Health Articles

Dry Eye  (Keratitis Sicca)

by Anne Jones RN, BSNE

Keratitis Sicca affects many Bichons, especially as they grow older. The common name is dry eye. As with other eye diseases, the first sign may be redness in the eye, along with a discharge. The discharge may be thickened and white, yellow (may indicate infection) or clear (excessive tears). Your veterinarian can determine if there is need for antibiotic for infection or may refer you to an ophthalmologist for a more thorough examination.

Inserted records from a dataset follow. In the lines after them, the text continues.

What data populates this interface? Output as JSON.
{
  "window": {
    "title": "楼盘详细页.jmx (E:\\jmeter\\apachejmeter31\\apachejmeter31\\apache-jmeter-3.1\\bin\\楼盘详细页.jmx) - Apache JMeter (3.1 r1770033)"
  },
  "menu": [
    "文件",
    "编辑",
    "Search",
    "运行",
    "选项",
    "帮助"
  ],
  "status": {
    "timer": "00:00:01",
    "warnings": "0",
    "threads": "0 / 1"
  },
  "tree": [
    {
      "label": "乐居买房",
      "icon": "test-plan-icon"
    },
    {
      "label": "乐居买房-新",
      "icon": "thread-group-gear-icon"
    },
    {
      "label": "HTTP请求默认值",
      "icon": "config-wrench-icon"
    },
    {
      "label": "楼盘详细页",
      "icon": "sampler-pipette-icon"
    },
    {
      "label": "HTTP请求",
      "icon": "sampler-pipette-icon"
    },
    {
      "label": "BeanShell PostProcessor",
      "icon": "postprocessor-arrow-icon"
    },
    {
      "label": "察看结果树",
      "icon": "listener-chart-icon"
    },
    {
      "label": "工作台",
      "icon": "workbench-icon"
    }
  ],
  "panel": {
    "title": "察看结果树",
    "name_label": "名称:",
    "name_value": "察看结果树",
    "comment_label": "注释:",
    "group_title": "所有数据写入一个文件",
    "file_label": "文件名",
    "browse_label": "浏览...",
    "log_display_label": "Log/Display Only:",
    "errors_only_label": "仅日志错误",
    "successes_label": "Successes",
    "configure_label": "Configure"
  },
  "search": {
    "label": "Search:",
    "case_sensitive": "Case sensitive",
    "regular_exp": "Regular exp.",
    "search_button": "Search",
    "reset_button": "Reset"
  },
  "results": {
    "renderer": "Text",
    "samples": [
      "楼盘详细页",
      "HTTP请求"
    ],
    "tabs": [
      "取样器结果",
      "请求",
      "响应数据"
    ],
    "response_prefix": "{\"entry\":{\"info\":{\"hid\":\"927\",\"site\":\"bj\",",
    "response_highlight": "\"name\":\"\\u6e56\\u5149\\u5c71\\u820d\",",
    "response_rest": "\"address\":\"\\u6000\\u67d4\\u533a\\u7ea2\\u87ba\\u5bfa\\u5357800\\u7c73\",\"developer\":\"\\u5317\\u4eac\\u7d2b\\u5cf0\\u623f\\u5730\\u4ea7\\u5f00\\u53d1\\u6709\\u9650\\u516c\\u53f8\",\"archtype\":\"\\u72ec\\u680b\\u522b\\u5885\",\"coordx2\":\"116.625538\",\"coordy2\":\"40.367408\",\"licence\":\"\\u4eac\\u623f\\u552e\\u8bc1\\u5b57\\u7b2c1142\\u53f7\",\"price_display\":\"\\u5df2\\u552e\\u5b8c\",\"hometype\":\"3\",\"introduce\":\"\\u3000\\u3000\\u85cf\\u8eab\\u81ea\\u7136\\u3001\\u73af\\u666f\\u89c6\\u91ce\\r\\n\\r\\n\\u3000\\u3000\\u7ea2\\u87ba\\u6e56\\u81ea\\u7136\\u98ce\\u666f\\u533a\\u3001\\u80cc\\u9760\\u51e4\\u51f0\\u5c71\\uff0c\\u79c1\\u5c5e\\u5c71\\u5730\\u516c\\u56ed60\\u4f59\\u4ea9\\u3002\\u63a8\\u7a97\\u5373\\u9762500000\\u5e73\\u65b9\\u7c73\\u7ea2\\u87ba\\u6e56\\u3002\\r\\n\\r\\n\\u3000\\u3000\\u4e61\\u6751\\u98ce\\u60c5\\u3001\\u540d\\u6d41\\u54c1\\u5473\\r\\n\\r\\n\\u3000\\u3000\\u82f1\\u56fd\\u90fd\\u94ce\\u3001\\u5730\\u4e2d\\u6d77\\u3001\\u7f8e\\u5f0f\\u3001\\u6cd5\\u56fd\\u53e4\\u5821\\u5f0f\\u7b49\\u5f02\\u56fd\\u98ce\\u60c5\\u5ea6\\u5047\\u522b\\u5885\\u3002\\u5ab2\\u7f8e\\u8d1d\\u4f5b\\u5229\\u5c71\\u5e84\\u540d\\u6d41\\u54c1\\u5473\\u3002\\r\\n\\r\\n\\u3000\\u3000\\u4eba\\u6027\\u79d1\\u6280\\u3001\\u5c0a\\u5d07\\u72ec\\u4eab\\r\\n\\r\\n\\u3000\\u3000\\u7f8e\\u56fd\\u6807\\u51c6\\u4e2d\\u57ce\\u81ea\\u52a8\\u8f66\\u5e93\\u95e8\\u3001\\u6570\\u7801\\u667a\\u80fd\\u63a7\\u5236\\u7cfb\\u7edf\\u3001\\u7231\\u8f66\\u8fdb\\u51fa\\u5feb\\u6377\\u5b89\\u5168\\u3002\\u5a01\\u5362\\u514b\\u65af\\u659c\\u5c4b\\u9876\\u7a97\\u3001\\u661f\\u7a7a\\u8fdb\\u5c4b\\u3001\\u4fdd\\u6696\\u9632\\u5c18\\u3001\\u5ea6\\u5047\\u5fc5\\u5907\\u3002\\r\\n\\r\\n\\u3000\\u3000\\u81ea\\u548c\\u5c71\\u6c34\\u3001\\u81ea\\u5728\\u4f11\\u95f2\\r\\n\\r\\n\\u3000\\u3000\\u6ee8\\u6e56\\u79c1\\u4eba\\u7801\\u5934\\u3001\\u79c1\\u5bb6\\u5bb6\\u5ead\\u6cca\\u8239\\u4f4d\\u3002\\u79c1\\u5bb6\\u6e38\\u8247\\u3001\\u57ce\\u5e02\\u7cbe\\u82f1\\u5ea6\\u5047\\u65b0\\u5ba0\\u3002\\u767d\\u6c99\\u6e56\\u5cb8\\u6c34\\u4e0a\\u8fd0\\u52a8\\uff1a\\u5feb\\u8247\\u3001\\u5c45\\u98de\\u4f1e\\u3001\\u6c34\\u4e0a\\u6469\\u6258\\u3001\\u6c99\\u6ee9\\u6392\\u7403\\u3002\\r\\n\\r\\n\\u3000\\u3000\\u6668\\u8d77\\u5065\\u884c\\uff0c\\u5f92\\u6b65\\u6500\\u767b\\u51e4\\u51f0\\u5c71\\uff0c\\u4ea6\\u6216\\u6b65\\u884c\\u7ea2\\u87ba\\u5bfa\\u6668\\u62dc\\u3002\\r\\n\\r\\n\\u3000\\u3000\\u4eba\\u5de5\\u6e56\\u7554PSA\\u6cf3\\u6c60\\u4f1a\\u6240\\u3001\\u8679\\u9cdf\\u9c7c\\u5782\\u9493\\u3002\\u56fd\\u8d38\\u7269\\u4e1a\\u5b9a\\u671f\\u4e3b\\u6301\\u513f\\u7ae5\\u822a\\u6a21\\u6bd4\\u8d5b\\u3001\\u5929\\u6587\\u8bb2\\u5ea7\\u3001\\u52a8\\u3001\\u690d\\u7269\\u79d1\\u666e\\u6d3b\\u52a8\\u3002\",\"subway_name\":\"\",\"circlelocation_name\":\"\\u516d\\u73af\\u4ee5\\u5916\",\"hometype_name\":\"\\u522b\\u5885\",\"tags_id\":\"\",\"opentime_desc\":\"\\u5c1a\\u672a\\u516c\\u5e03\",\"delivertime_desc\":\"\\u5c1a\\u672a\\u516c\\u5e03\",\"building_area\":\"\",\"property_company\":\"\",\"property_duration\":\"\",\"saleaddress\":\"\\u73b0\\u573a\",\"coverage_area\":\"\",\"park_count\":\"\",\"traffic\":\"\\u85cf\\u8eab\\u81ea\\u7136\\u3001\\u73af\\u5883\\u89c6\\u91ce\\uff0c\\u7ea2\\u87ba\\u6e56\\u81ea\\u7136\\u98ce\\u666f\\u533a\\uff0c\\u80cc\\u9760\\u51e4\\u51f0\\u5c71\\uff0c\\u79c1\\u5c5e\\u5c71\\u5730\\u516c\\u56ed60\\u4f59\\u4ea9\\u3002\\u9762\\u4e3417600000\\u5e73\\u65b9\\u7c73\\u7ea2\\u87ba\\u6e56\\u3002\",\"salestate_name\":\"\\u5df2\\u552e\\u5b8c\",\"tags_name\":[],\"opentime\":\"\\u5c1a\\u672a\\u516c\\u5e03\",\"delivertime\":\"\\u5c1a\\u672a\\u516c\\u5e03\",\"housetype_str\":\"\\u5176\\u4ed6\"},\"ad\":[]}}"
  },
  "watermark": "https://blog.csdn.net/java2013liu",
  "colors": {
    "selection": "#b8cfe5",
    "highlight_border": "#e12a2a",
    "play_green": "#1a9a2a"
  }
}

The thick white discharge is probably keratitis sicca, caused by a lack of tear production. It may be inherited, may be autoimmune in nature or may be from drying caused by extensive use of antiallergy medications. It can be short term or chronic. A test, called the Schirmer tear production test, involves inserting a dye embedded paper beneath the lower lid to mesure the amount of tears being produced. It is fast and inexpensive. Lack of tears can cause a corneal ulcer to form and this can last for weeks and may result in permanent scarring of the cornea if untreated. Scar tissue can impair the vision.

Treatment for dry eye will be long term and will likely involve the use of prescription eye drops twice a day. The drug used is a solution of cyclosporine (brand name Optimune). Human artificial tears, preferably the ointment kind in a tube, can help in the short term. The use of antibiotics is necessary only when there is an infection. Artificial tears used for temporary relief associated with the use of antihistamines will not prevent corneal ulceration in the dog with chronic keratitis sicca.